Während bei den EU-Mitgliedsstaaten weiterhin nach einer Übereinkunft bei der Chatkontrolle gesucht wird, scheint sich im EU-Parlament ein Konsens abzuzeichnen. Dafür wurde der entsprechende Entwurf an vielen Stellen abgeschwächt.

Die Suche nach einer gemeinsamen Gangart beim Thema Chatkontrolle spaltet die Europäische Union somit weiterhin, zu weit liegen die Positionen nicht nur zwischen, sondern auch innerhalb der einzelnen Institutionen auseinander. Zumindest das EU-Parlament konnte sich gestern im Ausschuss für bürgerliche Freiheiten nach langem Prozess auf eine gemeinsame Position zu dem höchst umstrittenen Thema einigen, die nun deutlich abgeschwächter als noch zuvor ausfällt. Das berichten unter anderem Netzpolitik.org und Euroactiv.

Anhaltende Kritik

Der nun vorgelegte Kompromissvorschlag präsentiert sich in vielen der umstrittenen Punkten deutlich abgeschwächt. Der ursprünglich ausgearbeitete Gesetzesentwurf stieß seinerzeit auf heftige Kritik, da er in seiner ursprünglichen Form die Justizbehörden ermächtigt hätte, Messenger- und E-Mail-Dienste dazu zu veranlassen, private Nachrichten ihrer Nutzer nach verdächtigen Inhalten zu überprüfen. Der Ausschuss für bürgerliche Freiheiten, Justiz und Inneres des Europäischen Parlaments wird das Dossier voraussichtlich am 13. November annehmen und damit den Weg für die letzte Phase des Gesetzgebungsverfahrens ebnen. Sollten sich dabei sowohl die EU-Kommission wie auch der EU-Rat als Vertretung der einzelnen Mitgliedsstaaten jeweils auf eine gemeinsame Position verständigen, könnte der Entwurf nach den letzten Trilog-Verhandlungen im Dezember beschlossen werden.

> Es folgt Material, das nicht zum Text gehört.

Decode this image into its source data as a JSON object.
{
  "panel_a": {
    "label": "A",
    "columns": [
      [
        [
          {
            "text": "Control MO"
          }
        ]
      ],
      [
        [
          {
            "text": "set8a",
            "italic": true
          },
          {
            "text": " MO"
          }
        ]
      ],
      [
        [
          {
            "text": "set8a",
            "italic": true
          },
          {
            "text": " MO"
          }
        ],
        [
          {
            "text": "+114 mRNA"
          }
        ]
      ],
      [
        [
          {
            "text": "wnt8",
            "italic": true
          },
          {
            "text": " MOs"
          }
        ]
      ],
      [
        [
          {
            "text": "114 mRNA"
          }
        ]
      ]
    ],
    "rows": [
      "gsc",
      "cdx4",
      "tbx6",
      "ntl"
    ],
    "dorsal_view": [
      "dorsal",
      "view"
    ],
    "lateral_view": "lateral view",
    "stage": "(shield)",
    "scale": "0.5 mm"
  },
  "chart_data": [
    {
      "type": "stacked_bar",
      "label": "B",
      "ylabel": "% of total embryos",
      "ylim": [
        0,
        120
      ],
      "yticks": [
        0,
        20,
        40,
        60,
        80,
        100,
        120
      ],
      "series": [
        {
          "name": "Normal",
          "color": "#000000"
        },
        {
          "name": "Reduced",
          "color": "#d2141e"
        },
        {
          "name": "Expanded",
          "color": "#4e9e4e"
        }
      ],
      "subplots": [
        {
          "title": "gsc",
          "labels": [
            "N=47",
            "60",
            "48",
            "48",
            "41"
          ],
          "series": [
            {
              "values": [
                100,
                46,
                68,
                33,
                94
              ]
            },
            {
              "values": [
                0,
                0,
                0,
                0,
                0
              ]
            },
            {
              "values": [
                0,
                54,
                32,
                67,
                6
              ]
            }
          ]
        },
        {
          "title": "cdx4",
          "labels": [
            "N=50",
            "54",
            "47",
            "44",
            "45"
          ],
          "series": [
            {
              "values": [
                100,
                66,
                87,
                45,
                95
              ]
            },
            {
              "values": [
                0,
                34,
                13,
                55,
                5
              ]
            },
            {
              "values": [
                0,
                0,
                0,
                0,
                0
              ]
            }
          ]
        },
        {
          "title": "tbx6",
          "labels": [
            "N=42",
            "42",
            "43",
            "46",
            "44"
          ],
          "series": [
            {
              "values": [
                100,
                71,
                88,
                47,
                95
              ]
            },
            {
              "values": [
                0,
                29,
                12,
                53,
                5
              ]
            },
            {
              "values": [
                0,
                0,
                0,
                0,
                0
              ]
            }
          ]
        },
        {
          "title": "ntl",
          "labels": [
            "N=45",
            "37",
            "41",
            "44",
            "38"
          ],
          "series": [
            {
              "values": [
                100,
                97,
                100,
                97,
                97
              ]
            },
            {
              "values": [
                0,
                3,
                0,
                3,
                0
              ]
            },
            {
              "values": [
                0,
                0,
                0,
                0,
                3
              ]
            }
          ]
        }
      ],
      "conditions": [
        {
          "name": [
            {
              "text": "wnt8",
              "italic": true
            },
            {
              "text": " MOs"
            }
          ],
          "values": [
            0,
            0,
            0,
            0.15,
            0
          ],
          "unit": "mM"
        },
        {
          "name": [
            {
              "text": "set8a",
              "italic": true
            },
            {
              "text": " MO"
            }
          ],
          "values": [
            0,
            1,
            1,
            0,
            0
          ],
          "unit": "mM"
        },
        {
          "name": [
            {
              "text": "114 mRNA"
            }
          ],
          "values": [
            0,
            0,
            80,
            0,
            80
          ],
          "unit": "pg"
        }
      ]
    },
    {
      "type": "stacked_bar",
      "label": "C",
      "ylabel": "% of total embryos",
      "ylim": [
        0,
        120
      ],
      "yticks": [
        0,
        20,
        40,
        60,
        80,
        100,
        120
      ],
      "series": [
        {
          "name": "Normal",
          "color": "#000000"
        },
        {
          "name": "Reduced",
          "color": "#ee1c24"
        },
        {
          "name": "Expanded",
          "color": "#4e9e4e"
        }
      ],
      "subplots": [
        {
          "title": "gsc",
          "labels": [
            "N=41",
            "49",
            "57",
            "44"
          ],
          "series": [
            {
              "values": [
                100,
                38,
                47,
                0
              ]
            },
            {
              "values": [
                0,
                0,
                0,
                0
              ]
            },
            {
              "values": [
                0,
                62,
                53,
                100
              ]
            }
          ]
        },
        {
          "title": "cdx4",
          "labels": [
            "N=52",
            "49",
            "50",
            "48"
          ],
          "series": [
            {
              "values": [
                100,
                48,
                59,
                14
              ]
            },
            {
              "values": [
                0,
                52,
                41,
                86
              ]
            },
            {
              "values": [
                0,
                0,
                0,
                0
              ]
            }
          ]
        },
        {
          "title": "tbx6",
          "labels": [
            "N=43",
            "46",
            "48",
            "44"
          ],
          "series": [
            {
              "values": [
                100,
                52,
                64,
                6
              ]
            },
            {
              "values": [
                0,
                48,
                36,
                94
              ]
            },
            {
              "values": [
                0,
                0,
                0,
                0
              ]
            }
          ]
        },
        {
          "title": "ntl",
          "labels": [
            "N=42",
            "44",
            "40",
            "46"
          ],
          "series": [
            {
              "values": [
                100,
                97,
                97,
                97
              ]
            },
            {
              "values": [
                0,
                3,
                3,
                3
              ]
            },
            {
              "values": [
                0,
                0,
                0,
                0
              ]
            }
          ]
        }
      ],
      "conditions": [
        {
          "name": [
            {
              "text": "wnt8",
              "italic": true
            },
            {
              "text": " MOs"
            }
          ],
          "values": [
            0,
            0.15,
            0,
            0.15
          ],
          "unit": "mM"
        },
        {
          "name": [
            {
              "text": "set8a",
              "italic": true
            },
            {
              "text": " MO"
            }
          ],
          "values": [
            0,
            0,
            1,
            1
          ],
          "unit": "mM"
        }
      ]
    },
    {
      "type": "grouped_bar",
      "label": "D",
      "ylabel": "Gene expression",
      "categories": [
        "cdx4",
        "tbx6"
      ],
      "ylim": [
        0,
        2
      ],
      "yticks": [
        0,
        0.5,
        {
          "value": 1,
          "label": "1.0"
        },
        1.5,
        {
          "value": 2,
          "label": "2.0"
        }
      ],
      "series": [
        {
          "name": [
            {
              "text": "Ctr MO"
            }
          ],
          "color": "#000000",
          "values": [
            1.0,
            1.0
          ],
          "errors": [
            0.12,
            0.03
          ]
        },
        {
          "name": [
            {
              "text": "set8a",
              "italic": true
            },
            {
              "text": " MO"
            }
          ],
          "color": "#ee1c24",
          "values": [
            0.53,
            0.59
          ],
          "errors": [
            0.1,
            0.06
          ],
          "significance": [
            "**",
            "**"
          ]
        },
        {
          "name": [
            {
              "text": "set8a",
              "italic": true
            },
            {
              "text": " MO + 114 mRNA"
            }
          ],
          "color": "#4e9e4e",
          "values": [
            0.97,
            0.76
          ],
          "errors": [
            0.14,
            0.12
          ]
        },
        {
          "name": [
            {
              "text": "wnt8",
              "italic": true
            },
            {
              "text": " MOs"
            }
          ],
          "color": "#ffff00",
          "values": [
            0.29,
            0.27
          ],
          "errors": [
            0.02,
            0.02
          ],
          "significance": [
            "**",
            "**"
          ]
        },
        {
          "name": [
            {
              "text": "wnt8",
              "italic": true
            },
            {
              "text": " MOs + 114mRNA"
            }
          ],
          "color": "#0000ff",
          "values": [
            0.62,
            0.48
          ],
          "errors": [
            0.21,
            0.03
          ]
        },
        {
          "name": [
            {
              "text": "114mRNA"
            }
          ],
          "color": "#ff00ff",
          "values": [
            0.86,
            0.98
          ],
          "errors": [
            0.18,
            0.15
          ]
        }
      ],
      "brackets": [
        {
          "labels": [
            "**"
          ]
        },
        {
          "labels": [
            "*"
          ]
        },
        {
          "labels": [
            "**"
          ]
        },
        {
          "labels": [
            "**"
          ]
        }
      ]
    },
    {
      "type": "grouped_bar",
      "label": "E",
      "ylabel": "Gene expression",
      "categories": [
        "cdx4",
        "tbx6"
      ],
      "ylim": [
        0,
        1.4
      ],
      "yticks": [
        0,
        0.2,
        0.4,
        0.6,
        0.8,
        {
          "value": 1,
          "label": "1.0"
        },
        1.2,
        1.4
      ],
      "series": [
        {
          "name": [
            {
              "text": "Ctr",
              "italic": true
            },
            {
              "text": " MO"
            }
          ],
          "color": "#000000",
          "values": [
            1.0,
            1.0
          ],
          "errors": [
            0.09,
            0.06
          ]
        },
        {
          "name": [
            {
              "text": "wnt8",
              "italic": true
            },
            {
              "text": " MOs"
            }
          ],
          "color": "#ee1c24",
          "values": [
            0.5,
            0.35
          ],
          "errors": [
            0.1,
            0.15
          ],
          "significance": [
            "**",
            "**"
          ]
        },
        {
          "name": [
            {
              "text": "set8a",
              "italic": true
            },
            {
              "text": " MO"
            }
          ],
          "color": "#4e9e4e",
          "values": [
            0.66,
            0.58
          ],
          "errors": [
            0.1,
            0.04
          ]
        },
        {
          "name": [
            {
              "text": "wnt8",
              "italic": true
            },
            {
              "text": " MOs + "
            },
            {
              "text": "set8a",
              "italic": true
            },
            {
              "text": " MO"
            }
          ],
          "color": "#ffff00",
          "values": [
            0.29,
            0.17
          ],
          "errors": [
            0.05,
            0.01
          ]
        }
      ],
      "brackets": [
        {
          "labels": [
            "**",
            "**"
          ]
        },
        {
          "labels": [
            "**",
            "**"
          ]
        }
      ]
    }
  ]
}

Ob es dazu kommen wird, ist derzeit fraglich. Bereits in den vergangenen Wochen wurde das Thema sowohl im EU-Parlament wie auch im EU-Rat vertagt, da sich deren Vertreter nicht auf einen finalen Entwurf einigen konnten. In den Debatten wurde zudem deutlich, dass die einzelnen Organe teils komplett unterschiedliche Standpunkte vertreten.

Keine anlasslose Überwachung

Jetzt deutet sich zumindest im EU-Parlament eine Einigung an, bei der der ursprüngliche Entwurf deutlich Federn lassen musste. So scheint zumindest im Parlament die generelle Überwachung aller Kommunikationssysteme vom Tisch zu sein, diese soll nur noch bestimmte Gruppen oder Nutzer betreffen – der Entwurf spricht hier von „Abonnenten eines bestimmten Kommunikationskanals“. Für eine Überwachung müsse dem Text nach zudem ein begründeter Verdacht für das Verteilen von Missbrauchsmaterial oder ein Zusammenhang zu sexuellem Kindesmissbrauch bestehen, der Kompromiss sieht bei einer entsprechenden Anordnung zudem einen Richtervorbehalt zwingend vor. Dieses Vorgehen entspräche der gängigen Praxis bei der Überwachung anderer Kommunikationswege.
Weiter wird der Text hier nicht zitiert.